South Carolina's job growth remains strong despite negative headwinds. Between July 2007 and August 2007, South Carolina posted an increase of 9,200 jobs. These job gains were spread across most major industries. Perhaps most notable is that construction sector employment is holding steady despite the downturn in new home construction. Part of the explanation for this is that many areas of the state continue to see high levels of business construction, helping to offset the downturn in housing. Over the last 12 months, the state has added 35,000 new jobs, representing job growth of 1.8 percent. South Carolina is outpacing the national economy. Nationwide, jobs increased by 1.1 percent over the last 12 months. While the housing slump in South Carolina is certainly dampening economic growth, it does not appear to be having as substantial an impact as it is at the national level.
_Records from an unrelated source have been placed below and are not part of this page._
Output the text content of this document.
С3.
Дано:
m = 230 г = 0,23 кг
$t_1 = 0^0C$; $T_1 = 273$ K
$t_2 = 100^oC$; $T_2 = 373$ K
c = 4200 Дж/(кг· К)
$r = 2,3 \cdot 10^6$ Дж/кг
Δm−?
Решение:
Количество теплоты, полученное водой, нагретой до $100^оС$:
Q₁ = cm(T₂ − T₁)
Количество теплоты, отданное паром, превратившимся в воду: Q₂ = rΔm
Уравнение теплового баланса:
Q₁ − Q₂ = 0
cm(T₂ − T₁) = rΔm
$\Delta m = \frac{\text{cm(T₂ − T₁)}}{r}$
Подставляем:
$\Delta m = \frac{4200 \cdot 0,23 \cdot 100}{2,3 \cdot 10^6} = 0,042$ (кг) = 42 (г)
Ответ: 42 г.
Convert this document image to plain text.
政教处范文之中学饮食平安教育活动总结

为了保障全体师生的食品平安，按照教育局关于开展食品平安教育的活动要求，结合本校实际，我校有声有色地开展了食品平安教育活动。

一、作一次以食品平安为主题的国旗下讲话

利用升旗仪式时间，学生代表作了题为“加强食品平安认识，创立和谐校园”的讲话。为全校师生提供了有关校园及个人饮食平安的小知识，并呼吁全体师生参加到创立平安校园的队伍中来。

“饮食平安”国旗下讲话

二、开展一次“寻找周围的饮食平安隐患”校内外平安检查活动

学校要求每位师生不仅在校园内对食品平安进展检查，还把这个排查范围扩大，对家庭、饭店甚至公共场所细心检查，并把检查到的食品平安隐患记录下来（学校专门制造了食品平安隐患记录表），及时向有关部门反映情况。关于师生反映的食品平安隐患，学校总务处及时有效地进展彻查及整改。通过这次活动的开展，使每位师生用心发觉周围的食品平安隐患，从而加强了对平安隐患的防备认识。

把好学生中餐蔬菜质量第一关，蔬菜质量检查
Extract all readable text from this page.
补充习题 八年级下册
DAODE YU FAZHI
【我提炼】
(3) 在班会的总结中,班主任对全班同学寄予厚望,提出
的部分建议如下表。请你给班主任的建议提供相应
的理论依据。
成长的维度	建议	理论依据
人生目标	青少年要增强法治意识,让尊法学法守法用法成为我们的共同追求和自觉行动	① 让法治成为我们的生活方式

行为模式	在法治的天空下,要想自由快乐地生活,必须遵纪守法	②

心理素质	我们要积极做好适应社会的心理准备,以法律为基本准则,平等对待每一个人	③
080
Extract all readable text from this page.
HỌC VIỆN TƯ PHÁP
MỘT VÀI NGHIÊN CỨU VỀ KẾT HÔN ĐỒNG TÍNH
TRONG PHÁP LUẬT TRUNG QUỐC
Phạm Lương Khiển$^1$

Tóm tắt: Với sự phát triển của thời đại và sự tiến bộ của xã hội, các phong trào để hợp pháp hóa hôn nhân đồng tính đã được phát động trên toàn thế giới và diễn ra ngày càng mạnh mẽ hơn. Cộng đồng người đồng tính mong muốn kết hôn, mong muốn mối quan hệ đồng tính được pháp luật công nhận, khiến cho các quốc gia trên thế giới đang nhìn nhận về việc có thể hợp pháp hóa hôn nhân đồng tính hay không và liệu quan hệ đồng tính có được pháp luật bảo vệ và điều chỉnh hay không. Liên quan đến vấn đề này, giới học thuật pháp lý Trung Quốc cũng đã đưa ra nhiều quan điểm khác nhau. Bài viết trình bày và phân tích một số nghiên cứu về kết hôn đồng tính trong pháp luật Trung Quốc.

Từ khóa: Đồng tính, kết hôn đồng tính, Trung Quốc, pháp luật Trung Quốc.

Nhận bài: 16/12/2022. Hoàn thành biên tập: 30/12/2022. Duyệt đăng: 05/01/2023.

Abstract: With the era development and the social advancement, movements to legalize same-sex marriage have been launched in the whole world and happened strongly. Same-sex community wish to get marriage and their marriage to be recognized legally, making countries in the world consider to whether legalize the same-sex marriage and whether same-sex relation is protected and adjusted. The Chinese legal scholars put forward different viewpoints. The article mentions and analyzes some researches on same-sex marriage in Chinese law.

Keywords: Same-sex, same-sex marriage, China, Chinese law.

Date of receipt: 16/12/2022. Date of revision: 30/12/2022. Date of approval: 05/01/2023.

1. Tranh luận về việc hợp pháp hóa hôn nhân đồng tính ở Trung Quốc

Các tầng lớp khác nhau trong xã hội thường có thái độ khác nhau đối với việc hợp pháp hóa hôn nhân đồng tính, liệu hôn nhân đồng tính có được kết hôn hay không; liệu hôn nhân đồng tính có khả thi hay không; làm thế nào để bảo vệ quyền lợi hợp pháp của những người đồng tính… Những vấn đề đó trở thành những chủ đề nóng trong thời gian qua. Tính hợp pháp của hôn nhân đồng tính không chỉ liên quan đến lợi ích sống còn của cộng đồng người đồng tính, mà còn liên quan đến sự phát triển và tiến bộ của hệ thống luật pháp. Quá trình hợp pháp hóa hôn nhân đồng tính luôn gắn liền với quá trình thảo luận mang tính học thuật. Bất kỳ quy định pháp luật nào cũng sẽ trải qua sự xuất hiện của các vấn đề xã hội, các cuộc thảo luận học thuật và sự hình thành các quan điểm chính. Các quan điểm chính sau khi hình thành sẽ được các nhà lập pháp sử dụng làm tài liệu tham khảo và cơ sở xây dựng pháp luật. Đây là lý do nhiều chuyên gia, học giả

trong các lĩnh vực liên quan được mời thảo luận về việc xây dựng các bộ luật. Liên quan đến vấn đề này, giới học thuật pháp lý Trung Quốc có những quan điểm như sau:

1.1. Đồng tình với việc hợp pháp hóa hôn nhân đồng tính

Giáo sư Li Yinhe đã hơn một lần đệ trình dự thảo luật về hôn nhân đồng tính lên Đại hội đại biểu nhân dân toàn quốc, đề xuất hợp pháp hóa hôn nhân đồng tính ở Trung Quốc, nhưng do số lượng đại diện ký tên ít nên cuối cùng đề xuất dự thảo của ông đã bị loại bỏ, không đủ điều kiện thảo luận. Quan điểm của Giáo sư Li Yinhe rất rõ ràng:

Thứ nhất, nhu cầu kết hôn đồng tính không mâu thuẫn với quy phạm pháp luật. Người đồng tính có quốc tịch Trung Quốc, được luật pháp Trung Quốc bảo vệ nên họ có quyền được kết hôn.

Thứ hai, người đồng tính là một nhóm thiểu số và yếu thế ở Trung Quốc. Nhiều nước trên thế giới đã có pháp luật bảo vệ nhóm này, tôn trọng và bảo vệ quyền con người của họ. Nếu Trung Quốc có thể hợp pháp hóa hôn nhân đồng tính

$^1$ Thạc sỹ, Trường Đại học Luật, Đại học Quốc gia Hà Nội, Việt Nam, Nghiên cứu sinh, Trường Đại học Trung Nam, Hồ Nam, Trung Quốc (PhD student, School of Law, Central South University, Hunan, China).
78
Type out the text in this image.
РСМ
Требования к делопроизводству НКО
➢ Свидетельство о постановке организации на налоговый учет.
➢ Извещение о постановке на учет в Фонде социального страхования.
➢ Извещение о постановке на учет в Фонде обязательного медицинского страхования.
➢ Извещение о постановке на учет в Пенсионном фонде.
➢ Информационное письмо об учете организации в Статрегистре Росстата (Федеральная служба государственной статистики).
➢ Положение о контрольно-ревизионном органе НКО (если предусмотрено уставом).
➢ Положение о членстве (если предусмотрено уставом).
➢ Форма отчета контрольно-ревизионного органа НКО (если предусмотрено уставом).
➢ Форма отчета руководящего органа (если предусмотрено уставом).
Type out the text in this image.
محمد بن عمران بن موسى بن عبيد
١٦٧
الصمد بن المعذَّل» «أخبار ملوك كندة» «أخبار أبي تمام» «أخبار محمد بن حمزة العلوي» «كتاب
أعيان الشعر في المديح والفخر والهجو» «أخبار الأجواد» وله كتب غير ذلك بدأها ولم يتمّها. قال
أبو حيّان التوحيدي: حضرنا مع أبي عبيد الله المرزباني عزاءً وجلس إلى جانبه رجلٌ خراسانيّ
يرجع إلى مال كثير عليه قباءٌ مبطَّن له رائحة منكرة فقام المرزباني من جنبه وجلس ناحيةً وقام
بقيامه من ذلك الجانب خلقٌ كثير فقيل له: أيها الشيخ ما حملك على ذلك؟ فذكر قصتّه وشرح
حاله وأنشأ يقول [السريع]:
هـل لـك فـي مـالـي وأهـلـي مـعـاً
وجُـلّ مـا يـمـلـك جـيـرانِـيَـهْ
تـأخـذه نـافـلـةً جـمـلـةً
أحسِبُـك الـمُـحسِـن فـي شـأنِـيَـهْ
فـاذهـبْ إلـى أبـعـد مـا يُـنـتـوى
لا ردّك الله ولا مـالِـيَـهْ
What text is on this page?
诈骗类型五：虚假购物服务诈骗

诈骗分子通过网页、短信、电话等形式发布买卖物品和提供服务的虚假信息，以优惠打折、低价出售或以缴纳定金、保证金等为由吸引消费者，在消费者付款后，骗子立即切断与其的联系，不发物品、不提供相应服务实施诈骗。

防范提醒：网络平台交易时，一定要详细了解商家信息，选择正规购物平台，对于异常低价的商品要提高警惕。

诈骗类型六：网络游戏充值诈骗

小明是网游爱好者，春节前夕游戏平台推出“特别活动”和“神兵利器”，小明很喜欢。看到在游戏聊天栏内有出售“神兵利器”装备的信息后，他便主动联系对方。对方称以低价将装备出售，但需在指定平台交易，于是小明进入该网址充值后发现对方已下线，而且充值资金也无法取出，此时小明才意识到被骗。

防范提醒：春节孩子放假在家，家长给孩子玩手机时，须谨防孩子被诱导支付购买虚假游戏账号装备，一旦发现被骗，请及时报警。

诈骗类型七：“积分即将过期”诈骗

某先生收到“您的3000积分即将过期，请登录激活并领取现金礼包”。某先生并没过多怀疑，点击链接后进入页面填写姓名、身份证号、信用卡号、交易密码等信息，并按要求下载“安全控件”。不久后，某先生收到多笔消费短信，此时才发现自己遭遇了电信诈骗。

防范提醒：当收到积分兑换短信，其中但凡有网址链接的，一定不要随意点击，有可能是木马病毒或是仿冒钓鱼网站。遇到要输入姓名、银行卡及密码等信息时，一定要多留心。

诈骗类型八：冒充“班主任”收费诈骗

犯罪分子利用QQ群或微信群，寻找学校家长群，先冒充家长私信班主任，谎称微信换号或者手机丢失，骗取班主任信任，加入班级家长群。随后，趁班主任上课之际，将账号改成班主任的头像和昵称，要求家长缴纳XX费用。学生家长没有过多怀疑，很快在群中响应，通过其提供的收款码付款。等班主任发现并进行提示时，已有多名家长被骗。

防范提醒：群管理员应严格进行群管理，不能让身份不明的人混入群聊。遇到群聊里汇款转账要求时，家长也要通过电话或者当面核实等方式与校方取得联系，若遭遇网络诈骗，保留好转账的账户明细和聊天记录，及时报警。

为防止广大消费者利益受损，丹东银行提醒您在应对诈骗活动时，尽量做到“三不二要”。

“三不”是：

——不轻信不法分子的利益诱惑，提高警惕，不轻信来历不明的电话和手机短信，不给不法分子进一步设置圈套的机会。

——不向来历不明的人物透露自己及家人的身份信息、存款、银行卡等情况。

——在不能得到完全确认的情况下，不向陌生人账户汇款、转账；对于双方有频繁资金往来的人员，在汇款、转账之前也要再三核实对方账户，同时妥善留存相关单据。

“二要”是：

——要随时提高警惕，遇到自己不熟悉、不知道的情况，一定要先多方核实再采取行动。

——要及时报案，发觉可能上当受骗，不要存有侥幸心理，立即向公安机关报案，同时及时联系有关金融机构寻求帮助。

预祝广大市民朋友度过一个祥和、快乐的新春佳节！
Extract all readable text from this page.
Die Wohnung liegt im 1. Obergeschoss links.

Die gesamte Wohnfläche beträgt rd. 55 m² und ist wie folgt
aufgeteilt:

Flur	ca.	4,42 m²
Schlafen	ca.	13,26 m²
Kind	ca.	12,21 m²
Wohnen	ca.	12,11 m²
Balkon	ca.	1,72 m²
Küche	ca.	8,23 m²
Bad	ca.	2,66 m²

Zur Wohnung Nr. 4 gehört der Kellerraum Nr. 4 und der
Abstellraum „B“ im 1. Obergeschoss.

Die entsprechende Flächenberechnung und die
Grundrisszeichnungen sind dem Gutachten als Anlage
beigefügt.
Regionally, there are some changes in terms of job growth trends. There are some regional job growth developments worth watching. The pace of total job growth appears to have slowed in the Columbia and Myrtle Beach areas, while the rate of new job growth appears to be picking up most notably in the Greenville and Florence areas. These possible trends will be watched in the coming months.
The current economic outlook has grown in uncertainty, but is generally optimistic. The depth and impact of the housing slump and credit market problems continues to cause heightened uncertainty for the national, state and local economies. We have been hearing the 'R' word thrown around more often recently (as in 'recession'). I think the key point to recognize is that while the chances of a recession have probably been rising in recent months, I think the most likely scenario has the U.S., South Carolina, and most local economies continuing to expand into 2008. Part of the reason for this is the fact that, despite some domestic economic problems, the global economy is performing well, and we are finding ourselves in a position where even if the domestic economy stumbles, other countries are able to pick up some of the slack. Also, recent actions by the Federal Reserve are working to: (1) infuse credit markets with more liquidity, and (2) send a clear signal that the Fed is concerned about economic weakness and willing to act as necessary to achieve both stable economic growth and low inflation.